All files pokes a big hole, really you want portals. You probably also want audio. And perhaps graphics acceleration depending on the software, and other limited hardware access. And dbus (but sandboxed proxy access). Probably some global config from the host as well (fonts, themes, cursor). And…well maybe there’s more but the point is it depends on the software. Maybe it is that simply sometimes. Often it’s not for non-trivial applications.
Well the point is that if N of M machines produce the same output, it provides the opportunity to question why it is different on the others. If the build is not reproducible then one just throws up their arms.
It’s not clear if you’re also talking about compiler optimizations—a reproducible build must have a fixed target for that.
I was thinking more from a reference point along the lines of LLVM type performance optimizations when I was speaking about optimizations, if that sufficiently clarifies.
The problem isn’t that they might be out-of-order. The problem is expecting that they merely might be out-of-order and actually getting missed and duplicated values due to the timing of shared memory access. This was enough of a problem that they [changed the behavior][1] in Go 1.22.
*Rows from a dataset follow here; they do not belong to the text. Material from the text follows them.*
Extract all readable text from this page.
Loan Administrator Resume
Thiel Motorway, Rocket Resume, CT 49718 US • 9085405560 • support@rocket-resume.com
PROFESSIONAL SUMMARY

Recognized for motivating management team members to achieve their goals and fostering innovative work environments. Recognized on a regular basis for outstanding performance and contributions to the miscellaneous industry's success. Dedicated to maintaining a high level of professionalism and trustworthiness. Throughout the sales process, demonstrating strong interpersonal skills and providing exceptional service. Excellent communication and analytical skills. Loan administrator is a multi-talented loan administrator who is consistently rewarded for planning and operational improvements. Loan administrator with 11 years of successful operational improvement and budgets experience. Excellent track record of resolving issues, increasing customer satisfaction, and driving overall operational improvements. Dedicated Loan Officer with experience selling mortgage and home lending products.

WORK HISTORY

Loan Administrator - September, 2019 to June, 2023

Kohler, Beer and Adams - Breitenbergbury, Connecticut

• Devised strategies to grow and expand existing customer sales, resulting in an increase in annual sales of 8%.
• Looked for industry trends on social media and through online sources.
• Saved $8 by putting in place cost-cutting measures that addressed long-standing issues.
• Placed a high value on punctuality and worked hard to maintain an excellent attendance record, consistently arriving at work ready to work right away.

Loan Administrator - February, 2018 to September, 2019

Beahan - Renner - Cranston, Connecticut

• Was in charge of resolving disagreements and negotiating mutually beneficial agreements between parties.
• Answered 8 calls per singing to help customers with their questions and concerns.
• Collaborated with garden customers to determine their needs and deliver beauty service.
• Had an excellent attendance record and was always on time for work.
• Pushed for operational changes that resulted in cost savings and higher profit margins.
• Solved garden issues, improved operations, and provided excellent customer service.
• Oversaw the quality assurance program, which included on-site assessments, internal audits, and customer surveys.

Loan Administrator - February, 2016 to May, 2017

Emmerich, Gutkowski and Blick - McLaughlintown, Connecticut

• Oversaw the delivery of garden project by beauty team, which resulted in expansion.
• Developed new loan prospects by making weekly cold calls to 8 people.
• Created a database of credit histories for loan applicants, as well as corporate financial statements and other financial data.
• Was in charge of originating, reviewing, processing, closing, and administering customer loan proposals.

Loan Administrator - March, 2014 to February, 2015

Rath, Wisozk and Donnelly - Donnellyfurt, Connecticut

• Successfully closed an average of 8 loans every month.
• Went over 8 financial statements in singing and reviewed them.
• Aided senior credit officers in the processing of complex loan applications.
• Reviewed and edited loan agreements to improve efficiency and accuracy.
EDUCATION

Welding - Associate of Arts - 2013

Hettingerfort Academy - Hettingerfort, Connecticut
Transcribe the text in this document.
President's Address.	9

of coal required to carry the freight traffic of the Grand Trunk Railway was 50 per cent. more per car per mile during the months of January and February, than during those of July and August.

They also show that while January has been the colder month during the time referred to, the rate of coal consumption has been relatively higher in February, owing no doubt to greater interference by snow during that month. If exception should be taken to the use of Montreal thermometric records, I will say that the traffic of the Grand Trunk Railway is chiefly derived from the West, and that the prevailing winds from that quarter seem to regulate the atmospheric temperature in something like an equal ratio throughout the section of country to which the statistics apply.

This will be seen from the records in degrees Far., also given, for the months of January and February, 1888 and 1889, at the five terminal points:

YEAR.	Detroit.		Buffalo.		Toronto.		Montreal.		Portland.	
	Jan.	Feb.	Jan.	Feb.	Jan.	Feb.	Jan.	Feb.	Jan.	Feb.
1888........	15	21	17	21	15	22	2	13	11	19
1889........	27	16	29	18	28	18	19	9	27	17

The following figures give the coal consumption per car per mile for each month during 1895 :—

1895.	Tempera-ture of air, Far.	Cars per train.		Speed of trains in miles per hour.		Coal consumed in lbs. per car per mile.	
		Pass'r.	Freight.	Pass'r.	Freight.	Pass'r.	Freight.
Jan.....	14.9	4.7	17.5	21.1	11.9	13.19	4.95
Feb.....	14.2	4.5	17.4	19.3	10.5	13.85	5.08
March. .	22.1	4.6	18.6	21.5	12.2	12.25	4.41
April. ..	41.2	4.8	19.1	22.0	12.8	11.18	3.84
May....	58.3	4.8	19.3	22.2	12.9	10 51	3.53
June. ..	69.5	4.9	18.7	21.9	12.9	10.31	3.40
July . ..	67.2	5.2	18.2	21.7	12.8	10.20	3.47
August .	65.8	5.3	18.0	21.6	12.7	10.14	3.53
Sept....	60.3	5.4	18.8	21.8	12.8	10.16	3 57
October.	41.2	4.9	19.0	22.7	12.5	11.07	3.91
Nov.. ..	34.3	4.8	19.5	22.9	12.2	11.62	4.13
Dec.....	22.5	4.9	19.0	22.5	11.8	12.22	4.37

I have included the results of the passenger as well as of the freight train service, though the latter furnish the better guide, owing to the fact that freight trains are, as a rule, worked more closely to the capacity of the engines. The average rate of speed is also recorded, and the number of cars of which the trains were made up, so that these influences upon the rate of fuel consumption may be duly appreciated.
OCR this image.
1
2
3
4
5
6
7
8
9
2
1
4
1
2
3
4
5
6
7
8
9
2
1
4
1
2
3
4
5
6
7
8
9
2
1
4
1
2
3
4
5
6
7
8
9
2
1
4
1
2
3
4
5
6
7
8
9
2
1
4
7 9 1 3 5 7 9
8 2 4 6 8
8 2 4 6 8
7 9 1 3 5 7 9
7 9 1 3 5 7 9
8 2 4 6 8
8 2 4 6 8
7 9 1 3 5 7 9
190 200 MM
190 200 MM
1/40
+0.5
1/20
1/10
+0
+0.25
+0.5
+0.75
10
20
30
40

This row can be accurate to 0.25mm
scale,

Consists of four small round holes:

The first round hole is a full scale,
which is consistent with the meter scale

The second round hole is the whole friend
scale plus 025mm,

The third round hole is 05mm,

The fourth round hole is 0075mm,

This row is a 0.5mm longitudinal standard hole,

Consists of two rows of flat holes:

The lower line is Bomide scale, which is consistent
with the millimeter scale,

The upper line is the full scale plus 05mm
Yes, that was the crux of my question (and was answered by that link when I checked teivah-given link, which linked https://go.dev/blog/loopvar-preview right there as well). Basically I wondered if the example given was really about:
1) In Go, the 'i' variable in the for loop is the same 'i' for each round of the iteration, meaning closures created inside the loop all refer to that same 'i' variable, instead of getting their own copy of it. Very easy to accidentally think the all closures have their own copy of 'i'. Goroutines are only mentioned because in Golang this mistake tends to come up with Goroutines because of a common code pattern.
OR
2) Goroutines themselves either behave or have some weird lexical scope rules in a way I don't know and it doesn't really have to do with closures but an entirely Golang-foreign-alien concept to me I cannot see, and this is why the book example had Goroutines mentioned with the mistake.
I rarely write Go myself so I was curious :) It looks like it was 1) unless I am bad at reading, and I think the Go 1.22 change is good. I could easily imagine myself and others making that mistake even with the knowledge to be careful around this sort of code (the link shows a more complicated example when scrolling down that IMO is a good motivating example).
It was definitely 1. There were ways to demonstrate the issue without involving goroutines, such as by creating a list of closures in a loop, one at each iteration, and then invoking them synchronously after the loop exits. They would all have the same (in this case, final) value of i.
For what it’s worth, nothing in this article is really necessarily for general usage of Nix, as the derivation format is mostly abstracted-away, like how the OCI image format is irrelevant to everyday authoring of Dockerfiles.